Wird im jetzt von den Grünen geführten Bundesministerium ein anderer Wind wehen? Immerhin enthält der Koalitionsvertrag einige positive Botschaften zum Thema Zucker. Geplant sind:
- die Aktualisierung der Standards für die Gemeinschaftsverpflegung in Schulen, Kitas u.ä.,
- das Verbot von Werbung für Lebensmittel mit hohem Zucker-, Fett- und Salzgehalt, die sich an Kinder richtet, bei Sendungen und Formaten für unter 14-Jährige,
- die EU-weite Weiterentwicklung des Nutriscores (Lebensmittelampel), und zwar wissenschaftlich und allgemeinverständlich, sowie
- wissenschaftlich fundierte und auf Zielgruppen abgestimmte Reduktionsziele für Zucker, Fett und Salz.

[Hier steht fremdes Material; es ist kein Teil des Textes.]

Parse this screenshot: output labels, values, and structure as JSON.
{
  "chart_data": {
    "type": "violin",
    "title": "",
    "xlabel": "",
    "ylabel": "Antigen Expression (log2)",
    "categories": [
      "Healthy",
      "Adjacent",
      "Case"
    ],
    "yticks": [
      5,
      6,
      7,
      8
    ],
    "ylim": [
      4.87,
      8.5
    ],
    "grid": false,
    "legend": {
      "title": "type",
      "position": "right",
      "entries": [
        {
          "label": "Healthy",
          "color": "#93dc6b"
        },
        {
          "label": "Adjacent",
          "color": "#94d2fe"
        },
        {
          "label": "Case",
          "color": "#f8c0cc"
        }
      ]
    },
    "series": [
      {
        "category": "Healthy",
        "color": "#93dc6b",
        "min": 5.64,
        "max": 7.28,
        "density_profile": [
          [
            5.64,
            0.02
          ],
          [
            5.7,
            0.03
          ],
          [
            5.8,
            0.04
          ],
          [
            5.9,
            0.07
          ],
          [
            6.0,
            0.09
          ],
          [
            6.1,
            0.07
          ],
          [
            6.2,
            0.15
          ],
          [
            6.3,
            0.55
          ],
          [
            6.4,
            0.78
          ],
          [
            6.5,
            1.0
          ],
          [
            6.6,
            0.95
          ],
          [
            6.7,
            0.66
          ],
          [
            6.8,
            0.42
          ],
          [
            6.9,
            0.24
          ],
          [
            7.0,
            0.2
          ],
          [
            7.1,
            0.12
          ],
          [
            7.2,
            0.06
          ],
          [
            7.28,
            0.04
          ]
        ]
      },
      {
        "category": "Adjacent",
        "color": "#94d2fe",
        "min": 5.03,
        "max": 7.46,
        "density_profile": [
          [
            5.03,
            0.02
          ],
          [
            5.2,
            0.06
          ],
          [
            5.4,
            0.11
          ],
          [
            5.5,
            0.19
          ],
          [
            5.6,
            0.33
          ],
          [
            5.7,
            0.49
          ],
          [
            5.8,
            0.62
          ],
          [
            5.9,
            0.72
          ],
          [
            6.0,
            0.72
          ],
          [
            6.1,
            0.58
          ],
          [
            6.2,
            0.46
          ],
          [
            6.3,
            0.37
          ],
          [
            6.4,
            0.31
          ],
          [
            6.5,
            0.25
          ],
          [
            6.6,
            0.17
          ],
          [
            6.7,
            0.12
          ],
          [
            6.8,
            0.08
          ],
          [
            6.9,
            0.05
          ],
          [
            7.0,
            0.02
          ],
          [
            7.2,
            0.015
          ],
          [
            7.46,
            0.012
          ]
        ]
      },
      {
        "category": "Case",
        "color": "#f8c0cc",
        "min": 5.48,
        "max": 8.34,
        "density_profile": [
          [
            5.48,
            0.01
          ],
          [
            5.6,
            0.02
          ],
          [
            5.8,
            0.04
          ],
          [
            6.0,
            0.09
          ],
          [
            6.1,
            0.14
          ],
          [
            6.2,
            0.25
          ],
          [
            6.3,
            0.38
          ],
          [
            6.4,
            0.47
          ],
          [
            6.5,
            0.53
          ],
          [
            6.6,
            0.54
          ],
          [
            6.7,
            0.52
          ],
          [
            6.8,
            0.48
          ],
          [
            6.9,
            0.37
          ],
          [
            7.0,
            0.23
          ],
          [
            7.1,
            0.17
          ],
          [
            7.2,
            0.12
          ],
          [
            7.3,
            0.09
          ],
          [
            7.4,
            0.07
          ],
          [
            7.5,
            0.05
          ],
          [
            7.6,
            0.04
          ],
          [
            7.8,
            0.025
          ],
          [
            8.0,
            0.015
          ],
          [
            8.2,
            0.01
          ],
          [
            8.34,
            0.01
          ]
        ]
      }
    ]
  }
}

Möglichst zügig und konkret
Damit Bewegung in die Sache kommt, legte vor wenige Wochen ein breites Bündnis aus Verbraucherschutz- und Gesundheitsorganisationen sowie wissenschaftlichen Fachgesellschaften einen gemeinsamen Vorschlag vor. Das angedachte Verbot von an Kinder gerichteter Werbung für Lebensmittel greifen zu kurz, so das Bündnis. Stattdessen solle die Bundesregierung
- Influencer‐Werbung für Ungesundes komplett untersagen,
- in TV, Streaming und Radio entsprechende Werbung zwischen 6 und 23 Uhr verbieten, und
- für Plakatwerbung eine 100‐Meter‐Bannmeile im Umkreis von Kitas, Schulen und Spielplätzen einführen.
Selbstverpflichtung ist passé
Viele Verbote? Mag seid. Doch: Die vergangenen Jahre haben gezeigt, dass es anders nicht zu schaffen ist. „Kinder sind tagtäglich den Lockrufen für ungesunde Lebensmittel ausgesetzt. Das begünstigt ungesunde Ernährungsmuster im Kindesalter und kann sich ein Leben lang negativ auf die Gesundheit auswirken“, erklärt Dr. Carola Reimann, Vorstandsvorsitzende des AOK-Bundesverbandes. Im Sinne der Prävention sei das Werbeverbot sinnvoll. „Die Zeit der wirkungslosen Selbstverpflichtungen der Lebensmittelindustrie ist passé“, ergänzt Barbara Bitzer, Sprecherin des Wissenschaftsbündnisses Deutsche Allianz Nichtübertragbare Krankheiten (DANK). Eingeflossen in das Positionspapier sind Erfahrungen aus der Ernährungspolitik in Chile, Großbritannien, Portugal, Spanien, Österreich.
Öffentlich reagiert hat Renate Künast, Parteikollegin des Ernährungsministers Cem Özdemir. Die ehemalige Bundesministerin für Ernährung, Landwirtschaft und Verbraucherschutz und jetzige Sprecherin für Ernährung und Agrar ihrer Fraktion im Bundestag, erklärte bereits: „Das gemeinsame Positionspapier zeigt, wie groß der Handlungsbedarf bei Werbeeinschränkungen für Kindermarketing bei Lebensmitteln ist“, und signalisiert Gesprächsbereitschaft. Also: Ist es Zeit für Optimismus? Sagen wir es so: Der letzte Blogbeitrag zur Zuckerreduktion war das hier auf jeden Fall nicht.